Arizona's New Cooling Centers Draw In Hundreds Of Locals In Only Two Weeks

Young man and heat stroke.

Photo: Getty Images

When Arizona Gov. Katie Hobbs declared a state of emergency in August, the concept of cooling centers were established. After only two weeks in operation, almost 600 people utilized the new systems.

First introduced on August 12, the cooling centers can be visited and used on weekends. They are open later than other centers located in the Valley — from 8 a.m. to 8 p.m. — which has been beneficial in protecting unhoused people from the extreme heat in addition to those without working air conditioning at their own places of shelter. Still, they are not open overnight, and efforts to reform the hours could soon be in progress due to increasing demand.

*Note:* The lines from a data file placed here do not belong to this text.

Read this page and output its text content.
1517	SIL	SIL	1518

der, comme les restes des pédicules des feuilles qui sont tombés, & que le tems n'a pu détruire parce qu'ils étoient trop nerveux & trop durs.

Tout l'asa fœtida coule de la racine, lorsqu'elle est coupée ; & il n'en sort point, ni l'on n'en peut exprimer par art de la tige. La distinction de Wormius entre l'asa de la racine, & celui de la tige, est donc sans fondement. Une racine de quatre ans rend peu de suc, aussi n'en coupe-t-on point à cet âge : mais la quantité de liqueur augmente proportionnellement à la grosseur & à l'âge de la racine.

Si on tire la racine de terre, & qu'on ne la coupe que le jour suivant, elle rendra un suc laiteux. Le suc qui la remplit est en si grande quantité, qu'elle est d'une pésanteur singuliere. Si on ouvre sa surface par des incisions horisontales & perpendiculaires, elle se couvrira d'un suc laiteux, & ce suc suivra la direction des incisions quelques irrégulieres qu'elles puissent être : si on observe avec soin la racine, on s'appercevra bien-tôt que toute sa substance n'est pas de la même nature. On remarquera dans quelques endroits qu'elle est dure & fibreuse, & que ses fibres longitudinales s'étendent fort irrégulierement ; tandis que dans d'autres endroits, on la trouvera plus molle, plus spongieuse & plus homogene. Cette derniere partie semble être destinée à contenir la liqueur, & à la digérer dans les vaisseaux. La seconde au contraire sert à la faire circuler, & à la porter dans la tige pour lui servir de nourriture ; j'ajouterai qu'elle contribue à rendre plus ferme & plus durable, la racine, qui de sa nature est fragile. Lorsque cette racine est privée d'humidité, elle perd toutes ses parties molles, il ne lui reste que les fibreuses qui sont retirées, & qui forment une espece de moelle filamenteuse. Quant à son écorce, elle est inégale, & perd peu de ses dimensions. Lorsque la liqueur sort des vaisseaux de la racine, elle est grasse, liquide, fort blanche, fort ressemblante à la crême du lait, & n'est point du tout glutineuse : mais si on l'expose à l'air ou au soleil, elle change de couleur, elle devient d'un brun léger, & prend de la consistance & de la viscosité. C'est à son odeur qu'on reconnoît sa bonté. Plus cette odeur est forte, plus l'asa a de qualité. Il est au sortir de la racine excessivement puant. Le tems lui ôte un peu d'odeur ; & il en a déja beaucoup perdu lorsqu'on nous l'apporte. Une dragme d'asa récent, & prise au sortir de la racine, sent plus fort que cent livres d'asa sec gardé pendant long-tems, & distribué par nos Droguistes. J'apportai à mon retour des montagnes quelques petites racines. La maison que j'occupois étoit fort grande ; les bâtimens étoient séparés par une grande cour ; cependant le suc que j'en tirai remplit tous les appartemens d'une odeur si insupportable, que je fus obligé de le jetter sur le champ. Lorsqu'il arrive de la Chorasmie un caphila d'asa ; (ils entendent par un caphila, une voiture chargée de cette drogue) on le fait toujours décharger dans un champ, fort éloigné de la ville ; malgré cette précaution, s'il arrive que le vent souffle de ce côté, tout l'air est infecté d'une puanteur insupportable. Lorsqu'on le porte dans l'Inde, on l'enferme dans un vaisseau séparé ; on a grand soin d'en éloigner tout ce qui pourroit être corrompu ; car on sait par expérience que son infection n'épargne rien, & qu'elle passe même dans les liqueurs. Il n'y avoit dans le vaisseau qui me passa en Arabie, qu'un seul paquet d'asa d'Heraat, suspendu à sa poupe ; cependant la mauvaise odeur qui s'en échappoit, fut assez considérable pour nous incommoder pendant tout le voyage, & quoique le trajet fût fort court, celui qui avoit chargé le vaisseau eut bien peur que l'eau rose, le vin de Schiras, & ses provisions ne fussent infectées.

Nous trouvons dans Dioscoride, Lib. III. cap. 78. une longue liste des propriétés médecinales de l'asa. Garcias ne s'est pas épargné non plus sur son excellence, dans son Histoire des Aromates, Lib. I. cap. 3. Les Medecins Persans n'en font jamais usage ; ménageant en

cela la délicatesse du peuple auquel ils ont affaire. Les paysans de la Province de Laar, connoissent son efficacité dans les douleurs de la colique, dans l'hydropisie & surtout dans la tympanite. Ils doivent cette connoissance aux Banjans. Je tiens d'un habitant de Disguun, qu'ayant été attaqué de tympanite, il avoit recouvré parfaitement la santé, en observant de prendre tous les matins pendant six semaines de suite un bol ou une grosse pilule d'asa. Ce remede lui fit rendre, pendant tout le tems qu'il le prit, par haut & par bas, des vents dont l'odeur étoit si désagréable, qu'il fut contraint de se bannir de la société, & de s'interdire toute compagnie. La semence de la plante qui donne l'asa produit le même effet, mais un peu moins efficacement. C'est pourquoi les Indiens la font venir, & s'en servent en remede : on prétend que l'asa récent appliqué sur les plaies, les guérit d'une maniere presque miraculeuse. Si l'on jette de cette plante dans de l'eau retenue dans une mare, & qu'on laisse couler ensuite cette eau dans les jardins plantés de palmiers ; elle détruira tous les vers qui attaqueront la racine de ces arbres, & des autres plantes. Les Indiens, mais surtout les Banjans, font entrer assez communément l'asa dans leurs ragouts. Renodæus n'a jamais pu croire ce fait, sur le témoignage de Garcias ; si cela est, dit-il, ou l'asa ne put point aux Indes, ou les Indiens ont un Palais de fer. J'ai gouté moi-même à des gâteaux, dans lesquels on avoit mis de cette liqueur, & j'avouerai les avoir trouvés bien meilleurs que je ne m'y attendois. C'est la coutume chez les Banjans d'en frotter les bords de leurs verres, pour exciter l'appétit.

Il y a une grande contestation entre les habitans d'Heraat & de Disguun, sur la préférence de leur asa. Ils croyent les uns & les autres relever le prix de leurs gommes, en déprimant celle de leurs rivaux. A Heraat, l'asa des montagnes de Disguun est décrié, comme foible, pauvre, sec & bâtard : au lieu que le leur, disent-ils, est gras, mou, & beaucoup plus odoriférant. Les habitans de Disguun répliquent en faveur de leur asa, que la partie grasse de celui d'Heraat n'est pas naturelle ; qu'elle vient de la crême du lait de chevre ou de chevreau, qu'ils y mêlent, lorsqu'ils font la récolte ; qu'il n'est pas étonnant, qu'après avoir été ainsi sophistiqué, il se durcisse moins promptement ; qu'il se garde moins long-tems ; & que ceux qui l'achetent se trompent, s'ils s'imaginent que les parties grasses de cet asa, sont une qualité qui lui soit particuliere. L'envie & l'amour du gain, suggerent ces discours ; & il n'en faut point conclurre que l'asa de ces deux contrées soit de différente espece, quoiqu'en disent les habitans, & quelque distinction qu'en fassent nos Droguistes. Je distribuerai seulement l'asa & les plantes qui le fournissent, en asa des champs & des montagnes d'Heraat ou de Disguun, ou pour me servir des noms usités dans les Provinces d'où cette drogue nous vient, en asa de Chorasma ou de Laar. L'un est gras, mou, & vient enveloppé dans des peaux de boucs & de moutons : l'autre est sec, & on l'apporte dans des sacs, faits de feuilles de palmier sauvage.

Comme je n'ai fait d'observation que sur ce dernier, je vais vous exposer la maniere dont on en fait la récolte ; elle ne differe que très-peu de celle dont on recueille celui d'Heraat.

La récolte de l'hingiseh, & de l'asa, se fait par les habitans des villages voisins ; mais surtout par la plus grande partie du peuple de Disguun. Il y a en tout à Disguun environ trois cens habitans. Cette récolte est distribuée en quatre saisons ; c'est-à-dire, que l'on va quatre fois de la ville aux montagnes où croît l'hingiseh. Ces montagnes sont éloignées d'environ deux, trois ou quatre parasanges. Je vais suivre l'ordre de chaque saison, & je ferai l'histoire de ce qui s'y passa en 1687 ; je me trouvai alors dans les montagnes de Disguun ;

This summer, Arizona faced three separate record-breaking heat streaks. There were consecutive days in which there were temperatures of 110° or greater and no precipitation for over 100 days. It was Arizona's longest heat wave ever experienced.

According to Axios Phoenix, "Maricopa County has confirmed more than 100 heat-related deaths in July and the medical examiner is investigating another 200-plus suspected heat deaths from the heatwave."

Gov. Hobbs also called for reimbursement of city and county expenses that are directly related to the heat as a part of the immediate relief strategy.